A Imagem da Semana não poderia ser outra a não ser sobre o assunto internacional mais comentado nas últimas semanas. A foto simboliza a declaração de independência da Crimeia e o pedido formal de seu Parlamento para que a região seja anexada oficialmente à Rússia.

Ontem, no domingo, aconteceu um referendo em que 96,77% dos crimeanos votaram a favor de sua incorporação aos russos, incluindo até mesmo a dotação do fuso horário de Moscou a partir do próximo dia 30 de março.

Autoridades ucranianas declararam o pleito ilegal e fortemente marcado por contagem irregular de votos. Como era esperado, Estados Unidos e União Europeia já impuseram sanções a algumas autoridades russas e ucranianas, dentre os quais se encontra Viktor Yanukovich, o presidente deposto.

Estamos diante de uma nova Guerra Fria? É muito interessante pensar nessa questão e ver como a grande mídia sempre pondera essa pergunta com o intuito, obviamente, de inquietar seus leitores. O Estado de São Paulo e a Carta Capital, por exemplo, trouxeram esta semana manchetes em que o conflito bipolar é relativamente ressuscitado.

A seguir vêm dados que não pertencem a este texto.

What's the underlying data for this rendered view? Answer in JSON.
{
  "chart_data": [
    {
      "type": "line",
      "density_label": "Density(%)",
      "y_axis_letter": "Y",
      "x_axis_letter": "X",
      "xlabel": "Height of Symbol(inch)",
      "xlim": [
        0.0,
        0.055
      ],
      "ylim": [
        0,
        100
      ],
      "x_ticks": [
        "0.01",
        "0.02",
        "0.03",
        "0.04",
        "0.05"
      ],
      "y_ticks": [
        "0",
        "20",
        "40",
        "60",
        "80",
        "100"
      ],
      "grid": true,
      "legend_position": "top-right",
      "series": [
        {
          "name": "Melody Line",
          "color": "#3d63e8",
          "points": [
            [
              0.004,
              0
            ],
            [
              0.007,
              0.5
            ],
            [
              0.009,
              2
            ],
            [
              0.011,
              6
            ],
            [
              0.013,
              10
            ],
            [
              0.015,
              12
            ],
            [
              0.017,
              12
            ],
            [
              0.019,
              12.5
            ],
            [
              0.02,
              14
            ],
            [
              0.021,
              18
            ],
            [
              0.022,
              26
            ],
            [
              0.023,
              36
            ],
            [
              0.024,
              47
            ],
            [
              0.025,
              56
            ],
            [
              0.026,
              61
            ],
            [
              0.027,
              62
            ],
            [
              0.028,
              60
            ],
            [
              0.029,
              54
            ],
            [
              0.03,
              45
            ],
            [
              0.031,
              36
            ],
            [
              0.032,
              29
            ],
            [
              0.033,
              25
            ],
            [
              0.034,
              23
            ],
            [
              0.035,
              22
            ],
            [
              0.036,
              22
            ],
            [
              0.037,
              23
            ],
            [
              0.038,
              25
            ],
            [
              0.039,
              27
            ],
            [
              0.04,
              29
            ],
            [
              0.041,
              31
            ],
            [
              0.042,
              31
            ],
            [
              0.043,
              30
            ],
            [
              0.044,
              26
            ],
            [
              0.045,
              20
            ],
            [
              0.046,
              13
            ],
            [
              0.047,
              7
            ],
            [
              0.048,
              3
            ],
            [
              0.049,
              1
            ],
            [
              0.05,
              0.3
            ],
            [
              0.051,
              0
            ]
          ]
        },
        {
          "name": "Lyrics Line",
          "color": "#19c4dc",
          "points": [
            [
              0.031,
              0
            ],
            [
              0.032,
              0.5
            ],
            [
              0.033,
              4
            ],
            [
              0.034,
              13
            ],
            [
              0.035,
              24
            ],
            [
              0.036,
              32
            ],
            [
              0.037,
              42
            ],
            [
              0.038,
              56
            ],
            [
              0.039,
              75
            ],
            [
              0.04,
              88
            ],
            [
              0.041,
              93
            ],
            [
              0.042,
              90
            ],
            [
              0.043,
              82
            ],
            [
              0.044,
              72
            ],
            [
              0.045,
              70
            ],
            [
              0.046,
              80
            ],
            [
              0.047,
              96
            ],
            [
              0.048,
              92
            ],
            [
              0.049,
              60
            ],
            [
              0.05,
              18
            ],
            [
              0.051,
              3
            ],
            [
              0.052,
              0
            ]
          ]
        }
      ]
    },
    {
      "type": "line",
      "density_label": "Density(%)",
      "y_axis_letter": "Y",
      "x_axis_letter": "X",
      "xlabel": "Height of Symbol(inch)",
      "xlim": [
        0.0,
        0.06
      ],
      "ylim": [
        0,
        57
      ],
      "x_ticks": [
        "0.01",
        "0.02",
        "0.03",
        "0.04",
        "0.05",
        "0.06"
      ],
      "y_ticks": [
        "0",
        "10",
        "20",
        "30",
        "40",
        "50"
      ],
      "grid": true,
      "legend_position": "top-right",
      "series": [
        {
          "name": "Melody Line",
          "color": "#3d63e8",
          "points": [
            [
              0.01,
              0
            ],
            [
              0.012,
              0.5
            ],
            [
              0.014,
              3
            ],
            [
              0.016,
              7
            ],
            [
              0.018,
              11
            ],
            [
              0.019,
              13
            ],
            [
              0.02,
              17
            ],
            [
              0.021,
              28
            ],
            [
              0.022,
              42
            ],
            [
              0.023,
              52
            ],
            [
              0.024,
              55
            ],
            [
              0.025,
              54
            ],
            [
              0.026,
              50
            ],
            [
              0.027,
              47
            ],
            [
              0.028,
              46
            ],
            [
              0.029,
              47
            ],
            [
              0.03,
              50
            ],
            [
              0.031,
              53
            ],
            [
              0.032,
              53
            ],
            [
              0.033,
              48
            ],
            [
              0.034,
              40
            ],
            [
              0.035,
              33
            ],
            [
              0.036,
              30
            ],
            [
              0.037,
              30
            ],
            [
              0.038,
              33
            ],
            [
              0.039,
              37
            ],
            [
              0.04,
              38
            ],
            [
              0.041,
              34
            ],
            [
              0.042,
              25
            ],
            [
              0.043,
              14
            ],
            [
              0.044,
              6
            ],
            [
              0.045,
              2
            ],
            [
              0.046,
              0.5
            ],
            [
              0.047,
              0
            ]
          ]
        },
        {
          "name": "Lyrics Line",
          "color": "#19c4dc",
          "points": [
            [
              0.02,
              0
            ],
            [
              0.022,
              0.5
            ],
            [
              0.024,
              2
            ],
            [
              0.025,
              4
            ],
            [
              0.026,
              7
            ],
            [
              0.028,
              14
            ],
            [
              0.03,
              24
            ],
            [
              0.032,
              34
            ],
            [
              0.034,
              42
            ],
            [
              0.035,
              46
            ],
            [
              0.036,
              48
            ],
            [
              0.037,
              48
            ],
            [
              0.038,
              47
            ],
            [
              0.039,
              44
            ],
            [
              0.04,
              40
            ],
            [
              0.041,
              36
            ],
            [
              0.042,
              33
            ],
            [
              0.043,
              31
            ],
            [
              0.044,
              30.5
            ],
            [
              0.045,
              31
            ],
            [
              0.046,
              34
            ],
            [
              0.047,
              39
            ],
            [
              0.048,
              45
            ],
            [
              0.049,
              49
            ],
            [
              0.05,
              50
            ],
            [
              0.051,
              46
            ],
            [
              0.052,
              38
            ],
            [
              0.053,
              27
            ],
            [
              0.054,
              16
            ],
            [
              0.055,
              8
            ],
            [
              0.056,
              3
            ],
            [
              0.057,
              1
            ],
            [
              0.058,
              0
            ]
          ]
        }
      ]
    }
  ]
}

Como uma leitura especializada é sempre benéfica, indica-se o texto “Porque não estamos em uma nova Guerra Fria” do site Sem Diplomacia da UNESP com autoria de Roberto Moll, doutorando em Relações Internacionais pelo San Tiago Dantas (UNESP/UNICAMP/PUC-SP). Já antecipando a conclusão do artigo, nele é estipulado que não estamos próximos de um conflito mundial e, caso fosse esse uma realidade, ele seria muito mais parecido com a conjuntura da Primeira Grande Guerra (1914-1918) do que com a própria Guerra Fria.